A Tennessee Power of Attorney allows a Principal to name an Agent to carry out, on their behalf, any range of matters they specify. Tennessee’s Power of Attorney laws are established in Title 34, Chapter 6—of which is divided into four (4) parts. Any individual who is considering creating a Power of Attorney (POA) should reference the most relevant part to their circumstances. Durable and General POA provisions are found in Part 1; POA for Health Care provisions are found in Part 2; and POA for a Minor Child provisions are found in Part 3 and 4.
- Tennessee Power of Attorney Laws – (Title 34, Chapter 6, Part 1, “Uniform Durable Power of Attorney Act”) and (Title 34, Chapter 6, Part 2, “Durable Power of Attorney for Health Care”)
- State Definition of Durable Power of Attorney (§ 34-6-102) – “A durable power of attorney is a power of attorney by which a principal designates another as the principal’s attorney in fact in writing and the writing contains the words “This power of attorney shall not be affected by subsequent disability or incapacity of the principal,” or “This power of attorney shall become effective upon the disability or incapacity of the principal,” or similar words showing the intent of the principal that the authority conferred shall be exercisable, notwithstanding the principal’s subsequent disability or incapacity.”
- State Definition of Durable Power of Attorney for Health Care (§ 34-6-201(1)) –
“means a durable power of attorney to the extent that it authorizes an attorney in fact to make health care decisions for the principal.”
- Signing Requirements
- General / Durable Power of Attorney – Signing requirements are absent from Tennessee’s POA laws, so the Principal is advised to sign the POA in the presence of a Notary Public and two (2) witnesses.
- Power of Attorney For Health Care / Medical Power of Attorney (§ 34-6-203) – State law dictates that this document must be signed by the Principal and be a) attested by a Notary Public with no witnesses, or b) witnessed by two (2) qualified witnesses without attestation by a Notary Public.
When is it Effective?
The state does not mandate any signing requirements for a General / Durable Power of Attorney to be effective. Therefore, any Principal to a POA is recommended to sign the POA in the presence of a Notary Public and two (2) witnesses.

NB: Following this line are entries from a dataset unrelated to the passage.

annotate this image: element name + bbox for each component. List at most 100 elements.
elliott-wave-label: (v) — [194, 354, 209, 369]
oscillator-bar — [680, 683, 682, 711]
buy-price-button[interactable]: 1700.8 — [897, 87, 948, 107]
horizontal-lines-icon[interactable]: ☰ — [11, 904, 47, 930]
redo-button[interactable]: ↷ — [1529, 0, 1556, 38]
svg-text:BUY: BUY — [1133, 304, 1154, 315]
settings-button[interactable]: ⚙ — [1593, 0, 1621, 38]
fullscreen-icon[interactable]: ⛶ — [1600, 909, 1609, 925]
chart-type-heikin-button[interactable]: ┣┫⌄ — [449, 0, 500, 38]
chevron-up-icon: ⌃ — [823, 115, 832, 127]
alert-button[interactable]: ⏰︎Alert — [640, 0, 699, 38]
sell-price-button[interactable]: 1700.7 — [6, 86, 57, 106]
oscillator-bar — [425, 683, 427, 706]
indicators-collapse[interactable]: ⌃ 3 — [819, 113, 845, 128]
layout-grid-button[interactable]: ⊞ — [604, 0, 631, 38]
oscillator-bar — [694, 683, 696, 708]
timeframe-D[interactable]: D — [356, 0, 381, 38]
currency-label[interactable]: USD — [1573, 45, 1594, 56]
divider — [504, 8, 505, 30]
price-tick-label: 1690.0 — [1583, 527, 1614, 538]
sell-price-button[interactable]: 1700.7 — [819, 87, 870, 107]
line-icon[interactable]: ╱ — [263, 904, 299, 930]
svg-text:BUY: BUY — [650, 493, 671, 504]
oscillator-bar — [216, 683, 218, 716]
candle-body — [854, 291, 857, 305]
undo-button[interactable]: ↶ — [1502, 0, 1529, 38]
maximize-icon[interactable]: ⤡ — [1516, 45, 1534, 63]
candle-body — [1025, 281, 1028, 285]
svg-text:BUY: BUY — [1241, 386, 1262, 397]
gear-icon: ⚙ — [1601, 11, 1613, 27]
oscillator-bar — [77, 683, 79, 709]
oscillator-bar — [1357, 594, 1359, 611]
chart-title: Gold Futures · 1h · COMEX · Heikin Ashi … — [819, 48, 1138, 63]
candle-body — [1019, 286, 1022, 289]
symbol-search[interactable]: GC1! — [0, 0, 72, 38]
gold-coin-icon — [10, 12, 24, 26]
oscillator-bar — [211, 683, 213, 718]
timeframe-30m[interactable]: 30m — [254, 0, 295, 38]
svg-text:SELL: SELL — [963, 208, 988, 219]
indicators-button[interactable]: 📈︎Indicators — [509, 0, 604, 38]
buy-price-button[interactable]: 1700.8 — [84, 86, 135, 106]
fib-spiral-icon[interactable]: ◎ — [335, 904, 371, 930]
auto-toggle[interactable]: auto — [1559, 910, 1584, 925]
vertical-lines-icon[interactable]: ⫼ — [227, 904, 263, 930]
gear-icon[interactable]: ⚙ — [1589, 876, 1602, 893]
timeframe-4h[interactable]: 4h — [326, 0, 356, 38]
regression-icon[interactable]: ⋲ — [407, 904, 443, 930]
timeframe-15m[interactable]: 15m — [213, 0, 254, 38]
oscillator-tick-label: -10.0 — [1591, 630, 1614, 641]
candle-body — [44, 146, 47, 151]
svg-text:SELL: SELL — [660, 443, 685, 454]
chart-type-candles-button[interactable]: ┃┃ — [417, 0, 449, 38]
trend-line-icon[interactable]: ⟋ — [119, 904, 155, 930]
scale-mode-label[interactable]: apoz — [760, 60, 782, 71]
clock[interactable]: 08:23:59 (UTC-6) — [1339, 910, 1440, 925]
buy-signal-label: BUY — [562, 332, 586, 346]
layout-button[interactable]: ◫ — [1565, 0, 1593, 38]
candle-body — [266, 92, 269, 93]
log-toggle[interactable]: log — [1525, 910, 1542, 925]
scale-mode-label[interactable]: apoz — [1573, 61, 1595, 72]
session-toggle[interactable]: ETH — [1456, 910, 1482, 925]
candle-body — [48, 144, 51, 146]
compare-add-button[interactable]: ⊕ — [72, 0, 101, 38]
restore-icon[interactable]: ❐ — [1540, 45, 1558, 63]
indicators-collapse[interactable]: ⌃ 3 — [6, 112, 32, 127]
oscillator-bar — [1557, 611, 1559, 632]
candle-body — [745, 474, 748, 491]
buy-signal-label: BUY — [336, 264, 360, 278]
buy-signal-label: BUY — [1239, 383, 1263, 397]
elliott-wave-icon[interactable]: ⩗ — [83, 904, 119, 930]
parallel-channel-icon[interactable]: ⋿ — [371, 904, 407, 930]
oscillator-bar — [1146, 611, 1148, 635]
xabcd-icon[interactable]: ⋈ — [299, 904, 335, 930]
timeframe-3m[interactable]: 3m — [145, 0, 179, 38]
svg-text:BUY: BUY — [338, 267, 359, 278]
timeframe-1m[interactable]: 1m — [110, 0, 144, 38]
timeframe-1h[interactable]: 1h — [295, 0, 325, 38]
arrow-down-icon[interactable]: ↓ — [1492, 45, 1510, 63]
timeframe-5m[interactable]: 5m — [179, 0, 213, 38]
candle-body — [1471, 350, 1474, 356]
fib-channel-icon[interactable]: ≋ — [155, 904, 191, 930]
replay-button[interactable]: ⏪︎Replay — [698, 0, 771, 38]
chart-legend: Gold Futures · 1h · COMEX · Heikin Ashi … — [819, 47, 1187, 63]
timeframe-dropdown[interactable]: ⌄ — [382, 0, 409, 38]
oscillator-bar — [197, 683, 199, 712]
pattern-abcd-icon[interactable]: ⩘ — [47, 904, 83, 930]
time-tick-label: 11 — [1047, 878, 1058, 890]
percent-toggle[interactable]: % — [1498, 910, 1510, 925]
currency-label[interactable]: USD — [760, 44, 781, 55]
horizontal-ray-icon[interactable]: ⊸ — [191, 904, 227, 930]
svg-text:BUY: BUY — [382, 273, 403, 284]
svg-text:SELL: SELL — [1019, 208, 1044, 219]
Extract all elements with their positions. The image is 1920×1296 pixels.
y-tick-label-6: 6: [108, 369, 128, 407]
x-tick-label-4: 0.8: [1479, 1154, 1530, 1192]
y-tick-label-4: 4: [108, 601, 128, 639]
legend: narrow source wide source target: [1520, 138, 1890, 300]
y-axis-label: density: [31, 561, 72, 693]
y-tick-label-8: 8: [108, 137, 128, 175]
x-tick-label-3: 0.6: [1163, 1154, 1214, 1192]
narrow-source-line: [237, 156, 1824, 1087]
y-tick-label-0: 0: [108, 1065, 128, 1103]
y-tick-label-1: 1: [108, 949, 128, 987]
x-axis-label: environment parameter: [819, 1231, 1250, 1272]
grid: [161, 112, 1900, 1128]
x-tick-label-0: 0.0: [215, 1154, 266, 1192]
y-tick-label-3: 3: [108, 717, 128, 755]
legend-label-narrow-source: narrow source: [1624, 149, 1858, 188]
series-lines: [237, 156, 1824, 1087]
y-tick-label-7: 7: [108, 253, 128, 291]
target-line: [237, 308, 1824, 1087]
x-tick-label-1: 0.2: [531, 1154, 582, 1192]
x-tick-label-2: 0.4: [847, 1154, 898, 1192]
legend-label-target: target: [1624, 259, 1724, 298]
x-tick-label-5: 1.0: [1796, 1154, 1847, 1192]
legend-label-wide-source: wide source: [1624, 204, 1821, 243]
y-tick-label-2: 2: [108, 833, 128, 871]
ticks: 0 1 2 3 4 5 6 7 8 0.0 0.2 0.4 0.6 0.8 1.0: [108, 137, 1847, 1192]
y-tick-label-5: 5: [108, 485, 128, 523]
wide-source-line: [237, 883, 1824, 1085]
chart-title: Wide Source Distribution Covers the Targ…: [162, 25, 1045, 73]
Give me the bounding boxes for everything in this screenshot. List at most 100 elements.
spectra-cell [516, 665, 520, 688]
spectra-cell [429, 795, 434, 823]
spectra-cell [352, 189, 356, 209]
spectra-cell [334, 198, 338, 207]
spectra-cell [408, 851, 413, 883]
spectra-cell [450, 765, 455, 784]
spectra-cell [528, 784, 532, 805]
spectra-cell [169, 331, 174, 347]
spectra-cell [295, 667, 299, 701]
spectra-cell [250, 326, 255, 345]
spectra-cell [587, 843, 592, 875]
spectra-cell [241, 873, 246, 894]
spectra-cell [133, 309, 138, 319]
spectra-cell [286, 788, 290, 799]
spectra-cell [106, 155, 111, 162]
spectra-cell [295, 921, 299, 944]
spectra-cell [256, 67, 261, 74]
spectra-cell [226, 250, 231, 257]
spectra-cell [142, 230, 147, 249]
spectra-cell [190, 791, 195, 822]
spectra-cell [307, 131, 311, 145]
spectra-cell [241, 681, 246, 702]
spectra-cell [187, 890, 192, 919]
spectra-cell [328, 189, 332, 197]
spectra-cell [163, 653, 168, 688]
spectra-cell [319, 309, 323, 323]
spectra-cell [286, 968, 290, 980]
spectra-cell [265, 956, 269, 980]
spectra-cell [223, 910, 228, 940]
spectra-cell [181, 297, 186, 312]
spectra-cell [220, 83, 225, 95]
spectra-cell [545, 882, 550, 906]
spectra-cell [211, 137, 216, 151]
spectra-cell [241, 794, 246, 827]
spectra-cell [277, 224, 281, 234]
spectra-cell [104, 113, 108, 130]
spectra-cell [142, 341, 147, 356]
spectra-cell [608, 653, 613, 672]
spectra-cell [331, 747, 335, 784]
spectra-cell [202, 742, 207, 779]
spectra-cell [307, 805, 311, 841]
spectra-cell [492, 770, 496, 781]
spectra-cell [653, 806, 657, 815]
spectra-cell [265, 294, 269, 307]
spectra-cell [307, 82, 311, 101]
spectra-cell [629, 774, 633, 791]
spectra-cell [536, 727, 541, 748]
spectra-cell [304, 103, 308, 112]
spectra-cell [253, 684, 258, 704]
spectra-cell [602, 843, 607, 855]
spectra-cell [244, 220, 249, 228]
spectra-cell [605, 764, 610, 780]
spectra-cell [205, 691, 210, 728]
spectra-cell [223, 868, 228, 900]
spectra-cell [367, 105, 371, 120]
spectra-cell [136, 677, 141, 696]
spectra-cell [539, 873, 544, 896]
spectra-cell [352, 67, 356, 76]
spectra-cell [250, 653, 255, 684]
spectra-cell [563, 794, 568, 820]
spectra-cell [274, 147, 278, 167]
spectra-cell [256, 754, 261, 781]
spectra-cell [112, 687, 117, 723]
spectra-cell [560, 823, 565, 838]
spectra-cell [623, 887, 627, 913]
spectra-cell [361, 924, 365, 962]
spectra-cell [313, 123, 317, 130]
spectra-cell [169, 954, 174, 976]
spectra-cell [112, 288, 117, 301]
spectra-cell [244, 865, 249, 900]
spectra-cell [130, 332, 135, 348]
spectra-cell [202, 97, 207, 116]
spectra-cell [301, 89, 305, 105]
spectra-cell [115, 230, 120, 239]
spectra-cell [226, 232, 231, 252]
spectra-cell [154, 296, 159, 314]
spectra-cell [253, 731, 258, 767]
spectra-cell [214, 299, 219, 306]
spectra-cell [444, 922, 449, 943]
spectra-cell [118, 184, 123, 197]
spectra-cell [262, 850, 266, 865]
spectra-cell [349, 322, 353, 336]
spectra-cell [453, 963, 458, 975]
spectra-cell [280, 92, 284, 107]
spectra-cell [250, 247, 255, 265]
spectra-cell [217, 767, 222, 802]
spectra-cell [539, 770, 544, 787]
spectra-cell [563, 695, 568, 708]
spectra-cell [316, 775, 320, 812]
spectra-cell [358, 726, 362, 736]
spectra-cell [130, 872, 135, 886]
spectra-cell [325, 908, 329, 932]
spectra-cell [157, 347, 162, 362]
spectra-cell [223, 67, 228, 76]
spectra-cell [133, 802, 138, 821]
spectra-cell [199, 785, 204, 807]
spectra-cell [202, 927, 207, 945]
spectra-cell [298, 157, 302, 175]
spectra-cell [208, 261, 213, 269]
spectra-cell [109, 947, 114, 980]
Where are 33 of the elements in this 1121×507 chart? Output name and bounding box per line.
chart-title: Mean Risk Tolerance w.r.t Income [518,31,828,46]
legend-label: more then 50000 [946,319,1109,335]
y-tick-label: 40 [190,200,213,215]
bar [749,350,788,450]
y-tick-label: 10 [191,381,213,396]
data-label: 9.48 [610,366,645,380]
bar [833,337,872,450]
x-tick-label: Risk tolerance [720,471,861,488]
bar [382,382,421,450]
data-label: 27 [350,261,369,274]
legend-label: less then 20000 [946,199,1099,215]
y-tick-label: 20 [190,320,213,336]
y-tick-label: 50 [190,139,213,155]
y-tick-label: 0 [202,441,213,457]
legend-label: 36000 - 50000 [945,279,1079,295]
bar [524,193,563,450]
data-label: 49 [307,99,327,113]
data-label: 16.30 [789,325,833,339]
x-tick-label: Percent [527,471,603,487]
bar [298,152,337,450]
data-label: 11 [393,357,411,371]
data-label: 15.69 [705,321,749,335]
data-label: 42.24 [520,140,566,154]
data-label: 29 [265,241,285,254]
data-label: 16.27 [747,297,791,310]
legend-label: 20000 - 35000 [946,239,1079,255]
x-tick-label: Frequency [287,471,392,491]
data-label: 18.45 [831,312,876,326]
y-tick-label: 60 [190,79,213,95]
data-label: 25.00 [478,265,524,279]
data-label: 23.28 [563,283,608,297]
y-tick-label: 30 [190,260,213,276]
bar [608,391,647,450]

In order for a Durable Health Care Power of Attorney to be effective, § 34-6-203 states that the Principal must sign it, and this signature must be either be:
- Attested by a Notary Public with no witnesses, or
- Witnessed by two (2) witnesses without attestation by a Notary Public.
If witnesses will serve, state law necessitates that the requirements established by § 34-6-203(a)(3) are duly upheld. The POA must contain an attestation clause that attests to the witnesses’ compliance with these requirements.
Minor Child Power of Attorney arrangements are governed by a separate set of laws altogether, namely the Power of Attorney for Care of a Minor Child Act. These laws state that in order for this type of Power of Attorney to be validly executed, “the power of attorney for care of the minor child shall be signed and acknowledged before a Notary Public by the parent.”